Yeah, that makes sense, thanks. I'll go for one of the level 4s. Maybe I'll get to do a Spirit Shaman at long last?

----------


## MikelaC1

My aim is for several adventures, not a one shot and there will be leveling up if the game survives. WBL for the build. Orc and half orc are out, while you are not fighting Lord Mouton, the bulk of his gang of thugs are orcs and half-orcs so one of them just could not be trusted by the group

----------


## truemane

Upon reflection, I don't think I'll the time to devote to this. So I'm withdrawing my dibs (however informal) from the Arcanist.

Just so no one's waiting on me.

----------


## Chimaera

> My aim is for several adventures, not a one shot and there will be leveling up if the game survives. WBL for the build. Orc and half orc are out, while you are not fighting Lord Mouton, the bulk of his gang of thugs are orcs and half-orcs so one of them just could not be trusted by the group


No problem. I'll make a human barbarian fighter multiclass I believe.

Just to make sure, is MiC out as well?
It's: PHB I and II, SC, Completes (except Psionics)?

----------


## MikelaC1

> No problem. I'll make a human barbarian fighter multiclass I believe.
> 
> Just to make sure, is MiC out as well?
> It's: PHB I and II, SC, Completes (except Psionics)?

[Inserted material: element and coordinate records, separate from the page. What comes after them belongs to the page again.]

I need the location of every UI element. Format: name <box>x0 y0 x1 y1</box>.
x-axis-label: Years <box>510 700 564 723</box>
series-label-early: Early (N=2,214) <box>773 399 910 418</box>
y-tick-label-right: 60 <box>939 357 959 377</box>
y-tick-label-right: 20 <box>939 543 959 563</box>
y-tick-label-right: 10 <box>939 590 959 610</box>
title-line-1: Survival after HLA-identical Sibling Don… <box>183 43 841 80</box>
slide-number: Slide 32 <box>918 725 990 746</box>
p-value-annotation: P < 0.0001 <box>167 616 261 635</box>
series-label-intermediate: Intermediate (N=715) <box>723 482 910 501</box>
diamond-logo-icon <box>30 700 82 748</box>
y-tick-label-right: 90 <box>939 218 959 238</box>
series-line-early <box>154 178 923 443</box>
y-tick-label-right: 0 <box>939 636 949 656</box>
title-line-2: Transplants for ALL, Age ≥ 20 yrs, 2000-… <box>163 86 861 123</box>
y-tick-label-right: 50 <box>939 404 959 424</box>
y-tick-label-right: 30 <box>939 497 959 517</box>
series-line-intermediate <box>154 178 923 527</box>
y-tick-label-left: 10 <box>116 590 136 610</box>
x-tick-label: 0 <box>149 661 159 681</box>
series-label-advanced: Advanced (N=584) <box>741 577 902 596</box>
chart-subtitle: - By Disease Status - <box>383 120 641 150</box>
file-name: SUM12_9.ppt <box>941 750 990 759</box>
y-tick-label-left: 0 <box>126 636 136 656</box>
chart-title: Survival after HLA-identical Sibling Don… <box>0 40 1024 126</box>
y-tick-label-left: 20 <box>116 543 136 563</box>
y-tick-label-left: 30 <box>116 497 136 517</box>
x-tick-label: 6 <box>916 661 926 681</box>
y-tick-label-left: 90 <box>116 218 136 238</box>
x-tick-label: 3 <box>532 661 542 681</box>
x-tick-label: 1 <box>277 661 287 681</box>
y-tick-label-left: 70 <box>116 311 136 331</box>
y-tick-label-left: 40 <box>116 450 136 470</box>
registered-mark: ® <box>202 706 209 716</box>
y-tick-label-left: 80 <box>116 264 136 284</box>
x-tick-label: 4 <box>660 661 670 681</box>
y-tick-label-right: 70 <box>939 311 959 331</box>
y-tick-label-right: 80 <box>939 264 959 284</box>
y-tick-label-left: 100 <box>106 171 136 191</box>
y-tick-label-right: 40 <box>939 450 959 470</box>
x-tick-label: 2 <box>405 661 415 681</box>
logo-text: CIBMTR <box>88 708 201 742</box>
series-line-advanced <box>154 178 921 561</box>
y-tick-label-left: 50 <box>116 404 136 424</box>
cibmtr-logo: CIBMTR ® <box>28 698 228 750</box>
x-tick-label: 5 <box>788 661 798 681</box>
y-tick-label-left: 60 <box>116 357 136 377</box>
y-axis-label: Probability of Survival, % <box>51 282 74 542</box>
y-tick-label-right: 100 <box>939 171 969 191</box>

MiC is in. PHB I, PHB II, Completes and SC.

----------


## Chimaera

> MiC is in. PHB I, PHB II, Completes and SC.


Thanks! 

Weird question: is it okay for him to have been born with seven fingers? No mechanical effect nor anything I promise.

Urag is WIP.

EDIT: and one more question, fractional bases and saves?

----------


## aReallyGreatAxe

Posting interest as the Ranger! I'll post a wip build later tonight.

----------


## aReallyGreatAxe

> Posting interest as the Ranger! I'll post a wip build later tonight.


Question for the DM: Is it okay if I use the ranger variant found on page 13 of Complete Warrior, which gives up spell casting in exchange for some goodies that don't kick in until level six? I'm not terribly partial to the Ranger's spellcasting. (But if your plans require it, I can certainly keep the spellcasting)

EDIT: Here is my link to Garret Greyholm, my WIP ranger. 

Do you have a backstory defined, or is that up to me?

----------


## MikelaC1

> Thanks! 
> 
> Weird question: is it okay for him to have been born with seven fingers? No mechanical effect nor anything I promise.
> 
> Urag is WIP.
> 
> EDIT: and one more question, fractional bases and saves?


No fractional bases and saves. You give up enough by multiclassing, you should keep the relatively minor attack/save bonuses
As for the seven fingers, I have to ask why, just because I dont want this coming back to bite me when you claim you can do this or that with them




> Question for the DM: Is it okay if I use the ranger variant found on page 13 of Complete Warrior, which gives up spell casting in exchange for some goodies that don't kick in until level six? I'm not terribly partial to the Ranger's spellcasting. (But if your plans require it, I can certainly keep the spellcasting)
> 
> EDIT: Here is my link to Garret Greyholm, my WIP ranger. 
> 
> Do you have a backstory defined, or is that up to me?


The variant ranger is okay. Remember that your favored enemies are orcs #1 and then when you gained a second one, its giants. 
In terms of backstories, and this applies to everyone, Im really not looking for much. The bare bones are that you were born in Wilverton or just outside of it (only for the barbarian) and your whole family died in the riots and overthrow of King George by Lord Mouton. Anything else you want to put down about it should be fine, but if it isnt, I will let you know

----------